Matthiessen noted that part of the difficulty in the marriage had to do with the gender-specific societal standards in those days. By all accounts, Deborah Love defied conventional expectations of what a wife and mother should by 1960s ideals.
“She was not a domestic person at all, in a kind of way genetically that most men lack being wired that way,” Matthiessen said. “She really was not wired that way. She found it completely boring. She had a calling, and I never held it against her. She was a loving mother, but invested in things not focused on being motherly. She had to be brave to go up against forces that wanted her in the kitchen. My father wanted stuff taken care of, it would’ve been easier for him, but she wasn’t like that.”
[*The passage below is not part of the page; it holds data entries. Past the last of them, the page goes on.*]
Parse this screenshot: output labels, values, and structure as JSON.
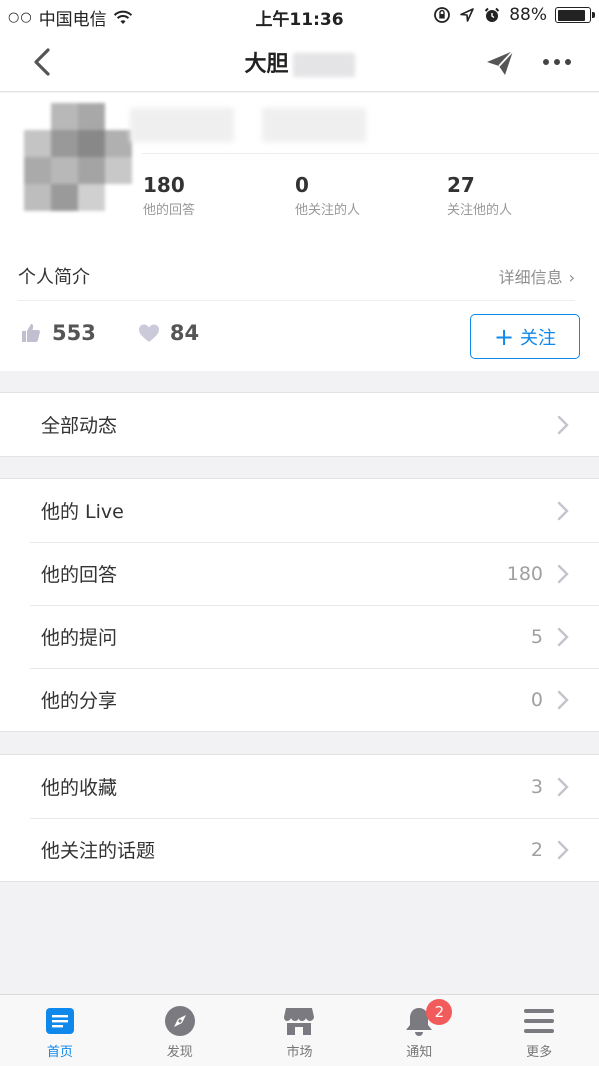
{
  "status_bar": {
    "signal_dots": "○○",
    "carrier": "中国电信",
    "time": "上午11:36",
    "battery_percent": "88%",
    "battery_level": 0.88
  },
  "navbar": {
    "title": "大胆"
  },
  "profile": {
    "stats": [
      {
        "num": "180",
        "label": "他的回答"
      },
      {
        "num": "0",
        "label": "他关注的人"
      },
      {
        "num": "27",
        "label": "关注他的人"
      }
    ],
    "intro_label": "个人简介",
    "detail_link": "详细信息",
    "detail_chevron": "›",
    "likes_count": "553",
    "hearts_count": "84",
    "follow_button": {
      "plus": "+",
      "label": "关注"
    }
  },
  "groups": [
    {
      "rows": [
        {
          "label": "全部动态",
          "count": ""
        }
      ]
    },
    {
      "rows": [
        {
          "label": "他的 Live",
          "count": ""
        },
        {
          "label": "他的回答",
          "count": "180"
        },
        {
          "label": "他的提问",
          "count": "5"
        },
        {
          "label": "他的分享",
          "count": "0"
        }
      ]
    },
    {
      "rows": [
        {
          "label": "他的收藏",
          "count": "3"
        },
        {
          "label": "他关注的话题",
          "count": "2"
        }
      ]
    }
  ],
  "tabbar": {
    "tabs": [
      {
        "label": "首页",
        "icon": "home-feed-icon"
      },
      {
        "label": "发现",
        "icon": "compass-icon"
      },
      {
        "label": "市场",
        "icon": "store-icon"
      },
      {
        "label": "通知",
        "icon": "bell-icon"
      },
      {
        "label": "更多",
        "icon": "menu-icon"
      }
    ],
    "notification_badge": "2"
  },
  "colors": {
    "accent": "#0f88eb",
    "badge": "#f25b5b",
    "background": "#f2f2f4"
  }
}
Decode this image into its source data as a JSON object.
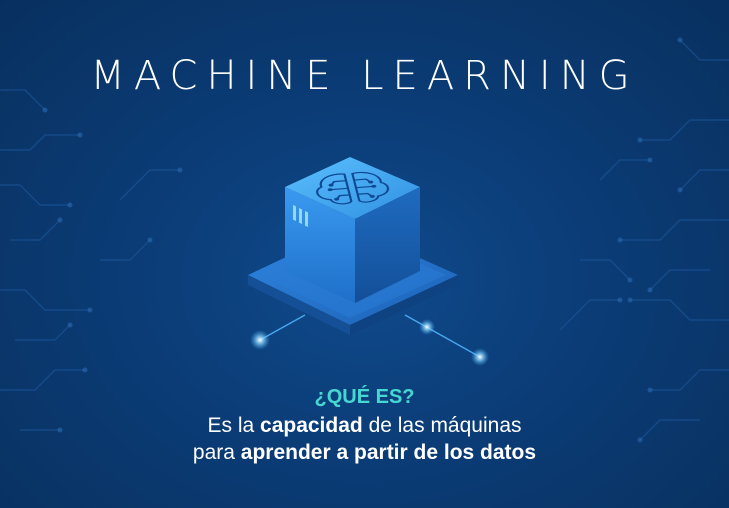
{
  "title": "MACHINE LEARNING",
  "hero": {
    "icon": "brain-cube-icon",
    "accent_color": "#3aa8f0"
  },
  "question": "¿QUÉ ES?",
  "description": {
    "line1": {
      "part1": "Es la ",
      "bold1": "capacidad",
      "part2": " de las máquinas"
    },
    "line2": {
      "part1": "para ",
      "bold1": "aprender a partir de los datos"
    }
  },
  "colors": {
    "background": "#0a3a72",
    "question": "#47d7d2",
    "text": "#ffffff"
  }
}
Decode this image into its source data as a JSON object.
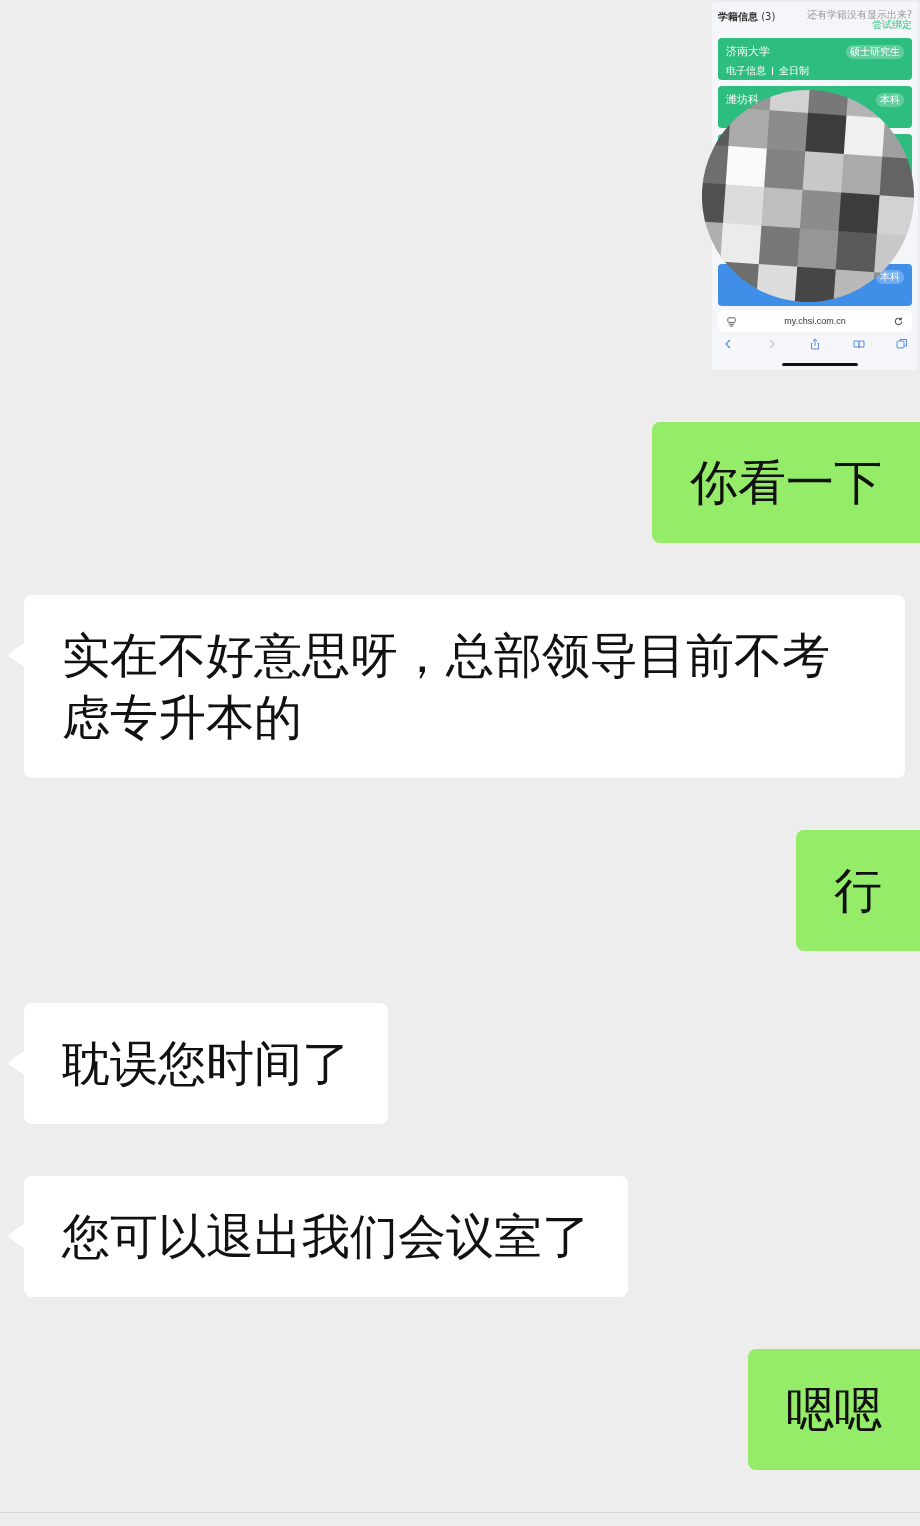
{
  "messages": [
    {
      "kind": "sent_image",
      "screenshot": {
        "title": "学籍信息",
        "count": "(3)",
        "hint": "还有学籍没有显示出来?",
        "link": "尝试绑定",
        "url": "my.chsi.com.cn",
        "cards": [
          {
            "color": "#2dbd7e",
            "name": "济南大学",
            "degree": "硕士研究生",
            "details": [
              "电子信息",
              "全日制"
            ]
          },
          {
            "color": "#2dbd7e",
            "name": "潍坊科",
            "degree": "本科"
          },
          {
            "color": "#2dbd7e"
          },
          {
            "color": "#3f8fe8",
            "degree": "本科"
          }
        ]
      }
    },
    {
      "kind": "sent_text",
      "text": "你看一下"
    },
    {
      "kind": "received_text",
      "text": "实在不好意思呀，总部领导目前不考虑专升本的"
    },
    {
      "kind": "sent_text",
      "text": "行"
    },
    {
      "kind": "received_text",
      "text": "耽误您时间了"
    },
    {
      "kind": "received_text",
      "text": "您可以退出我们会议室了"
    },
    {
      "kind": "sent_text",
      "text": "嗯嗯"
    }
  ]
}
The family lived in Sagaponack, and Matthiessen explained that what Love wanted to spend her time doing was not domestic tasks, but rather rituals surrounding the Japanese tea ceremony, yoga and, ultimately, Zen Buddhism. Peter Matthiessen also became a practitioner and was deeply involved in Buddhism. In the early 1980s, he created his Ocean Zendo out of an old horse stable on his Sagaponack property.
“Nothing stopped her but death. I think nothing would’ve stopped her from what she wanted to do,” Matthiessen said. “Peter was absolutely supportive. He thought she was a wonderful writer. On the other hand, he didn’t deal with domestic things. They had a struggle over that.
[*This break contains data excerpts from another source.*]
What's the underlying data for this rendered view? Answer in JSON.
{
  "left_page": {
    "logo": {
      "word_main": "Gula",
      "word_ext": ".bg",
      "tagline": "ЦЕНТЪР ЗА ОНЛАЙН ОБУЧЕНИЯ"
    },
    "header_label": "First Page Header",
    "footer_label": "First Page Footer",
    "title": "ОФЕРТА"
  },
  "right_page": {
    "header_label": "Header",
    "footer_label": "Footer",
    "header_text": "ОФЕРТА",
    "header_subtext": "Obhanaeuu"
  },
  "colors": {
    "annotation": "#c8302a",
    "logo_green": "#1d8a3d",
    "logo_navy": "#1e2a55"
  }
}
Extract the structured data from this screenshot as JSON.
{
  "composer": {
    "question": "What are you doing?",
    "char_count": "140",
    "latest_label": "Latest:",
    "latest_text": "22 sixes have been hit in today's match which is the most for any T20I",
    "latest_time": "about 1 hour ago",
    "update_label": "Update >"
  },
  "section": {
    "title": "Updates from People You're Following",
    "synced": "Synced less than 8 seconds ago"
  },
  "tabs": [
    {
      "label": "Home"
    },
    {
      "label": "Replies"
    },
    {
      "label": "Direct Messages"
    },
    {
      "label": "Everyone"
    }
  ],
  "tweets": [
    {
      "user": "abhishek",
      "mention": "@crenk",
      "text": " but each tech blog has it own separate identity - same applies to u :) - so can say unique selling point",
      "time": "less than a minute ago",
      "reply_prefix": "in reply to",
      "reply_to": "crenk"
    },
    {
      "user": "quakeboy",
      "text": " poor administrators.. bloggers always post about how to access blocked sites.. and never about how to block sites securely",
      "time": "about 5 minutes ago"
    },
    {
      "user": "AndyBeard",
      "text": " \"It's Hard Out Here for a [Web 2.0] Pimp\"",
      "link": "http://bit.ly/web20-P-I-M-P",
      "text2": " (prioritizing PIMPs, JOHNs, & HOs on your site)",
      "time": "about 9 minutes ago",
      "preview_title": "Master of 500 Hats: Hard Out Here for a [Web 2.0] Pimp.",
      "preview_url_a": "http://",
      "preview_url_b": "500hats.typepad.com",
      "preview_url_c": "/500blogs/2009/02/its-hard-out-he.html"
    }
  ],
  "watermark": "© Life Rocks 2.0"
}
“They were both very ambitious. I don’t fault either of them. They were absolutely wonderful. I learned a lot and they also had major failings,” she added. “They were twins in some ways, But it’s not always such a good idea to marry your twin.”
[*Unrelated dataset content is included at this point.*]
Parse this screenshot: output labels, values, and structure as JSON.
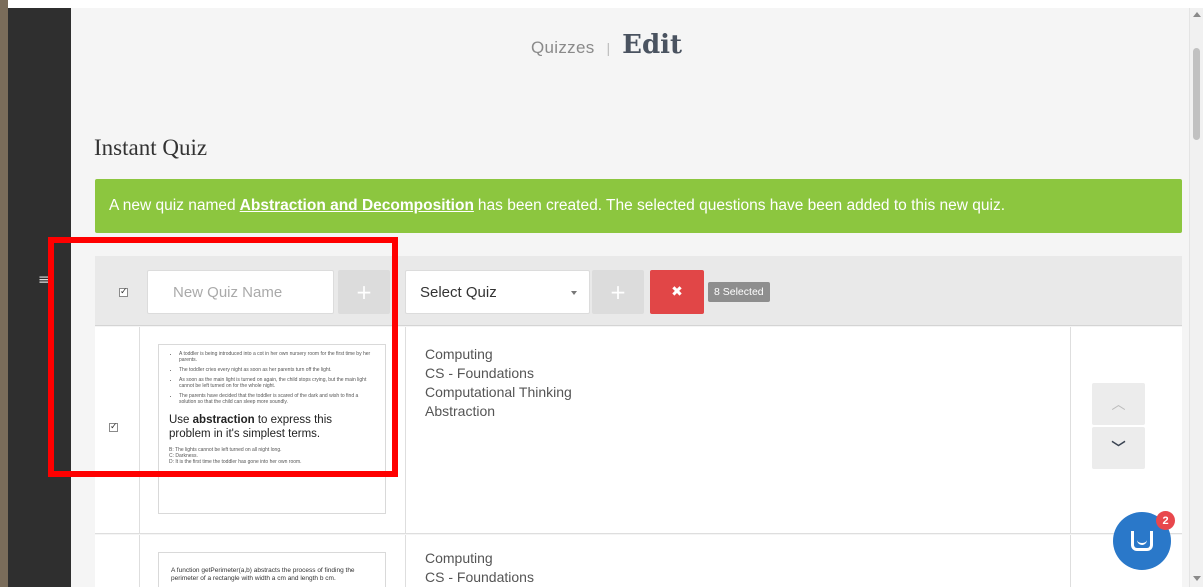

Though at times her childhood was difficult, Matthiessen appreciated the way her parents brought her and her siblings into their lives.
“We were just little adults,” Matthiessen said. “There was no such thing as childhood.”
Fortunately, because her parents were prolific writers, Matthiessen not only had their encouragement with her own writing as a child, she also has had their words to look back on as she progressed through life. Even after her mother’s death, she remained close with her father who, in 1980, married his third wife, Maria Eckhart.
“It’s a wonderful thing to have a real record of how they saw the world,” Matthiessen said. “Both my parents were very supportive in my efforts for writing in journals and poems. My father and I talked about writing all the time.”
And the 2006 trip to Ireland? Ultimately, it did provide a sense of peace for Matthiessen.
“Somehow being there and going to these places — in the end we did find the island — it felt really restorative, as if her story was just kind of cut off so young,” Matthiessen said. “She would’ve had so many years. I know how she would’ve been. As I was writing this book about what my life had been, I began to sketch a portrait of who she really was.
“She was not perfect, but she was really an unusual person.”
“Castles & Ruins: Unraveling Family Mysteries and Literary Legacy in the Irish Countryside” will be published by Latah Books on February 20, 2024. The book is available for preorder now at latahbooks.com.